Veio passando por aqui brigado com o pai, coisa de mocidade, nenhum crime, nem
nada, aqui se amoitou, tinha algum dinheiro comprou casa, negociava com tropa,
paresque, não sei bem, essas coisas de contado no borralho a gente nunca soube
direito, eu nem conheci. Era homem de poucas falas, dizem, como a gente daquele
tempo, não era de se meter com a vida de ninguém, solitário, não gostava de
baile, nem de jogo de carta, nem bebia. Dizem que sempre ficava, de tardinha,
aqui fora da casa, sentado num banco de madeira, que nem a gente, agora. Olhando fixo para aquele ponto que eu mostrei
para o senhor, no meio da mata.
Que um dia encilhou
cavalo ligeiro, arranjou embornal, cantil pra viagem longa, por esse mundo. Se
largou a trote solto, sem despedir de ninguém. A casa fechada, ninguém sabia o
que fazer. Passado quase ano, repontou no horizonte, vindo do lado do Norte, do
muito-que-longe, parecia - daquilo que nunca se via, do mais além do Ponto do
Nunca-Mais, seria? Vinha com Ana, quase-menina, de trança solta e olhar de sol,
vinham ambos sujos e cansados, muito cansados, dizem - seu Chico nunca falou
nada com ninguém, eu lhe disse, Perdões era terra de perdões, ninguém
perguntava, ninguém sabia, todos viviam. Apeou, deu a mão para Ana, amarrou os
cavalos, abriu a casa e ali moraram 40 anos.
Ah, mas não no sem-mais,
assim, não. Foram se estabelecendo, enricaram, seu Chico fez venda grande dessa
que tem de um tudo, castiçal e vela, cordame, faca, sapato, rifle, lampião, até
sabonete vindo da Capital, água-de-cheiro - o senhor sabe. Comprou fazenda e
gado, tiveram onze filhos, um por ano, criaram oito, deu instrução. Era meio
arredio de igreja mas até padre ajudou a trazer, pra aumentar o comércio de
domingo com a caboclada que vinha pra missa. Acho que era o homem mais
importante do povoado, casa de muita gente, casa alegre, aberta, que foi
crescendo daquela casinha do início da vida, se alargando, cabendo mais gente,
pomar, criação, até festa de São João com mastro e fogueira.
Mas tinha ainda aquele
costume, ficava aqui na porta principal da casa, essa que vai do alpendre para
a sala, olhava fixo para aquele ponto ali, já sabe, no escurinho da mata, o
ponto do Nunca-Mais, não sabe? Punha cadeira aqui, onde o senhor está, assim,
sentava na beirada dela, meio ansioso, olhando longe.
E foi aí que um dia as
coisas aconteceram. Depois de uns 30, 40 anos. Meu tio Chico Filho já tinha uns
38, tia Mariquinha uns 36, os outros seguindo, maior parte casada com filhos,
eu era pequeno - como lhe disse não me lembro de lembrado. Só de contado. Pois,
veja só: uma tarde de tardinha anoitecendo quase, de repente seu Chico levantou
de golpe, corpo inclinado pra frente, franzindo o olhar para aquele lado - o do
escurinho da mata, aquele do lado de Minas, no horizonte, já sabe. Dois
cavaleiros vinham se chegando. Não no galope, não, não como quem quer chegar
logo. Vinham a trote pausado, emparelhado, corpo alto, como quem sabe que vai
chegar - como quem quer marcar chegada, eis. Vieram reto, sabiam o destino?

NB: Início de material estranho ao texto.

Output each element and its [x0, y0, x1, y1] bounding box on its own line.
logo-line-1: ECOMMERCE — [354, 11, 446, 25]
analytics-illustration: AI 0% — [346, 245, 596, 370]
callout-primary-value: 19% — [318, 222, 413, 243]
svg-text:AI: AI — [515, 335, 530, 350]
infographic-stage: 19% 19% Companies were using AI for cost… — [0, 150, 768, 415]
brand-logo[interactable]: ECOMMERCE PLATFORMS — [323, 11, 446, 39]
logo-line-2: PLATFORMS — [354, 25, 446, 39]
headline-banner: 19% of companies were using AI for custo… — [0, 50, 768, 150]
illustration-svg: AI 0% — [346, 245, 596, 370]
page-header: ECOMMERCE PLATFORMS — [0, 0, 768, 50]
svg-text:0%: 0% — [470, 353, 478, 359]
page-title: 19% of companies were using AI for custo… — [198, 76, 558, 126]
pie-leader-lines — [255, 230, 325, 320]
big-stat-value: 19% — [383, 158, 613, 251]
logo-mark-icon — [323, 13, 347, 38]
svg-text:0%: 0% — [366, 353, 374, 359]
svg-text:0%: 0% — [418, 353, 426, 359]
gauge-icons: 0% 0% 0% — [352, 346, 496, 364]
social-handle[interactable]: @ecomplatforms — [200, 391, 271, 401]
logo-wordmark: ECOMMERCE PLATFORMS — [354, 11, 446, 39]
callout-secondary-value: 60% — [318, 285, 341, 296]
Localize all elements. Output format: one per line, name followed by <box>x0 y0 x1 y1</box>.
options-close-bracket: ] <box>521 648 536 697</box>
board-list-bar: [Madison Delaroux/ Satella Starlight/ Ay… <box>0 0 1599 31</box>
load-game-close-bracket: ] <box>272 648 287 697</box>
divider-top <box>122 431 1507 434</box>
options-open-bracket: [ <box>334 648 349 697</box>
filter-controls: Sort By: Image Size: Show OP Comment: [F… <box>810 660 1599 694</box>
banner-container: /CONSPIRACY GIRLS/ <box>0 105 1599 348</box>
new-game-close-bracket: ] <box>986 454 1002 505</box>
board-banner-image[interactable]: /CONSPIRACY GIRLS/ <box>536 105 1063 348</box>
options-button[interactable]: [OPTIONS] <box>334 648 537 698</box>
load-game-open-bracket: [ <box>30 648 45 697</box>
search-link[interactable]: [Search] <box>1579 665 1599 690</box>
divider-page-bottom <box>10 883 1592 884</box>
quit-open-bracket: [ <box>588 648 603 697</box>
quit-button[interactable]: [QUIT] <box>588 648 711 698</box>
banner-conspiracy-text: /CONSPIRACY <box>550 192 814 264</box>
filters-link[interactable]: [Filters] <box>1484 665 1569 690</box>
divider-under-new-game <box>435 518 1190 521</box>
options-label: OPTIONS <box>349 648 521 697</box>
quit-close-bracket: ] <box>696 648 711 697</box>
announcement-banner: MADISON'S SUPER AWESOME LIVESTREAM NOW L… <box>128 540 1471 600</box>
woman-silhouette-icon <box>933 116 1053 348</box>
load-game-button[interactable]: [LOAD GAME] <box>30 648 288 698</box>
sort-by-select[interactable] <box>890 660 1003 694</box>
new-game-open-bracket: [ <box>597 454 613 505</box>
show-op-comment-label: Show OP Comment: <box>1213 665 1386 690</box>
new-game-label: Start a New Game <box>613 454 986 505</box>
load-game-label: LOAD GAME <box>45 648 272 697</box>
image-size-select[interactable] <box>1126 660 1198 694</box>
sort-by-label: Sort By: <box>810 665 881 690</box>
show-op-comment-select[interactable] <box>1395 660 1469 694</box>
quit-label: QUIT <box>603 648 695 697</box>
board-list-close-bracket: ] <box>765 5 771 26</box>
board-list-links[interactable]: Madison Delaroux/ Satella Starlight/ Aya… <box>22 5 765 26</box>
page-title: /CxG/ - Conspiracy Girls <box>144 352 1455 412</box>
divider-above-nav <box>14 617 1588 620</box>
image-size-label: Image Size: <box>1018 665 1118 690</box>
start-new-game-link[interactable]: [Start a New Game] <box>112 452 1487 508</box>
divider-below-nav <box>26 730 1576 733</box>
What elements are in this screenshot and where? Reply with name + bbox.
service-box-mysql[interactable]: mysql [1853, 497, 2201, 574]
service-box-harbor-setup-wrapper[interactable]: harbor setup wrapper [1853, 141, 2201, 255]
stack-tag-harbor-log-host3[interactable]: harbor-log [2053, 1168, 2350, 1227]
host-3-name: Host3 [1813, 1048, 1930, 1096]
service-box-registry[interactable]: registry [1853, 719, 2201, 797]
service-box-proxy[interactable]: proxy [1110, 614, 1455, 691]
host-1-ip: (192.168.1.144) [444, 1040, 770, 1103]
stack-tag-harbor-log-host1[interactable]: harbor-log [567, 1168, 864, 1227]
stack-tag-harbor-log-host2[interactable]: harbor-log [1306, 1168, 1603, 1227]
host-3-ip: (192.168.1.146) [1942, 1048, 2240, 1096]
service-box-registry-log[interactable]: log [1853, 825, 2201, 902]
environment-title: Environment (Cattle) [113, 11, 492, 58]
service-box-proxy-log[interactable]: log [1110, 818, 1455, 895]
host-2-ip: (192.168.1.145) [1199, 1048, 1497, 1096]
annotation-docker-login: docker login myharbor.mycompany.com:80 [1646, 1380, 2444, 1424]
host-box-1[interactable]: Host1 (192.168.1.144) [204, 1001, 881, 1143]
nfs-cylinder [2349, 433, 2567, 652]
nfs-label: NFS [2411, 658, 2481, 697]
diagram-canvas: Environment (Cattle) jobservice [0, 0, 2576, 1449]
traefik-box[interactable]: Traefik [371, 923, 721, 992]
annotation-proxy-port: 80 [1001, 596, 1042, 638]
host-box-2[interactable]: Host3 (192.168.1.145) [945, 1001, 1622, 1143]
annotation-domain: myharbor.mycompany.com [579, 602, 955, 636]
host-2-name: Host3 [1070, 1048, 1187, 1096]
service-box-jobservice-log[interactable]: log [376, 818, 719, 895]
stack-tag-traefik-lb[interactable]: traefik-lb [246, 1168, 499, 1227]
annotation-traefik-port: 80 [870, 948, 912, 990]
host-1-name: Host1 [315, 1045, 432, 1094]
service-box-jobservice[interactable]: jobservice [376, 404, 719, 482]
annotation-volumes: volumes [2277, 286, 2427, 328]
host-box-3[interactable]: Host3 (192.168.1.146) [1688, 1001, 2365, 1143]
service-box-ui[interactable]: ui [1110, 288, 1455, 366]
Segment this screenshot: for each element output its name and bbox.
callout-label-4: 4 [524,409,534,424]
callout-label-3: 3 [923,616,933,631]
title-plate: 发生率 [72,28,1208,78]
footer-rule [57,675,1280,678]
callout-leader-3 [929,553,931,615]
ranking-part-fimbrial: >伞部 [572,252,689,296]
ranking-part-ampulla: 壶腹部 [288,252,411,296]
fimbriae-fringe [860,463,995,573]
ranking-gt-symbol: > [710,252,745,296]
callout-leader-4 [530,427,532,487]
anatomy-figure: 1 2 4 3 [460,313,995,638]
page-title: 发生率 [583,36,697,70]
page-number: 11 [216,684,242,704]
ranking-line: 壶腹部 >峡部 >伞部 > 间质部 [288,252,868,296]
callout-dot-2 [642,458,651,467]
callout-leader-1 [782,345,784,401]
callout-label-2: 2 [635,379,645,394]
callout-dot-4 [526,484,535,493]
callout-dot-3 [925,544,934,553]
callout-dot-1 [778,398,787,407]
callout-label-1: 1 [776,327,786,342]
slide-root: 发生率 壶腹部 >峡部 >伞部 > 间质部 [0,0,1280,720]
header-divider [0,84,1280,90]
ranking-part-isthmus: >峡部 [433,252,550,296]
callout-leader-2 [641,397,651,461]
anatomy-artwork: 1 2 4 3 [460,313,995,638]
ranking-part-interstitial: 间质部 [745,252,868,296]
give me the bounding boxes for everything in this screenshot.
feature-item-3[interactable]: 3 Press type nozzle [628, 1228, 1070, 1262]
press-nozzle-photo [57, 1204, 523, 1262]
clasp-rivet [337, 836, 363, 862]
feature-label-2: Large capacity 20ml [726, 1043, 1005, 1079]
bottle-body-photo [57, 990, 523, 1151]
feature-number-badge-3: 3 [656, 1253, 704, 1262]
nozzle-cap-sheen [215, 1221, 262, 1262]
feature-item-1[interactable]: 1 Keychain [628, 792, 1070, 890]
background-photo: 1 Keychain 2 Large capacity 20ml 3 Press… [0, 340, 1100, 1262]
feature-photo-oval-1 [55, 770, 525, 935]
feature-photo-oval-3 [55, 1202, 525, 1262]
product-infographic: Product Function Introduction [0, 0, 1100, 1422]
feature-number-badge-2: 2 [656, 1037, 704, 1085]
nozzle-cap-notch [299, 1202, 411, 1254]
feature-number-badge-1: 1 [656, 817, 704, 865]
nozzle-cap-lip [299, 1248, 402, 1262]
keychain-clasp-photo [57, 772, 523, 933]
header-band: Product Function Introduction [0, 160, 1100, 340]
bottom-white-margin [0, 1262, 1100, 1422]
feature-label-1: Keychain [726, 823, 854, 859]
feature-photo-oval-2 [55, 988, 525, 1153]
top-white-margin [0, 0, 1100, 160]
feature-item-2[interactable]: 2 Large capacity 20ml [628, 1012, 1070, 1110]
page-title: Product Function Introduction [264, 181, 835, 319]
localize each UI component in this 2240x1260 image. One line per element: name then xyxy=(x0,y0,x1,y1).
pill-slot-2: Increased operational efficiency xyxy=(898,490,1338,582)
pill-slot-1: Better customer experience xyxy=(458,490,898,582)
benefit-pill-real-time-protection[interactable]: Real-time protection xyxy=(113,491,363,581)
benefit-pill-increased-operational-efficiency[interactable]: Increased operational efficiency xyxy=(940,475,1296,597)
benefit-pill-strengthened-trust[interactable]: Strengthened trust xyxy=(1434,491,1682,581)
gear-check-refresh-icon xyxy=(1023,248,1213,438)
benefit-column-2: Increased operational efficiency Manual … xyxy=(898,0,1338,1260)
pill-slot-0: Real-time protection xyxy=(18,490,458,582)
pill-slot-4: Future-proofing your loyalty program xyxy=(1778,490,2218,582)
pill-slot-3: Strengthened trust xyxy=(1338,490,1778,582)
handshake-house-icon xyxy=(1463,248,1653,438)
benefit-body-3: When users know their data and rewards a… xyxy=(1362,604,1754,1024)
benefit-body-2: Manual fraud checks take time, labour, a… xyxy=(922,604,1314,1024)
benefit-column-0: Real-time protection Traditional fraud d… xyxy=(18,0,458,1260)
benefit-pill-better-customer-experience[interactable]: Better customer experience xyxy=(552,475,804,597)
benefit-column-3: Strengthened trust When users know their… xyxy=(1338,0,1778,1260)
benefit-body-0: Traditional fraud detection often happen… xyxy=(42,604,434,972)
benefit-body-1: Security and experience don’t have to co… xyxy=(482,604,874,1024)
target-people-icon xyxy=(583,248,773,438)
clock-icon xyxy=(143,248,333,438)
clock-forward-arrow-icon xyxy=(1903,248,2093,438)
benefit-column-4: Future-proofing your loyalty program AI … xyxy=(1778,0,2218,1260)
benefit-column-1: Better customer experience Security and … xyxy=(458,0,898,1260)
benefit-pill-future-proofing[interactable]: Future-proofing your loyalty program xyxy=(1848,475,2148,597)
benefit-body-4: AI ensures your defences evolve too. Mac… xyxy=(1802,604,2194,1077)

Sabiam o que iam encontrar? Nunca se soube.
O que se sabe é que seu Chico se levantou teso, num repente remoçado mas
o cenho carregado. Passou a mão na cinta, como quem procura arma. Ele que nunca
andou armado. E que gritou seco, pra dentro da casa, mas sem voltar a cabeça:
“Nhãna!”. Que minha avó veio de dentro, enxugando a mão no avental. E parou
hirta, no umbral.
Dos dois cavaleiros,
as pessoas muito falaram, depois. Embora quase ninguém tivesse visto. Digo,
gente de fora da família, compreende. A família, não sei se viu bem. Se inventaram
algumas coisas, depois...quem sabe? Meu tio Afonso, que estava no jardim da
frente da casa, disse que eles não vieram vindo, assim, como todo mundo vem.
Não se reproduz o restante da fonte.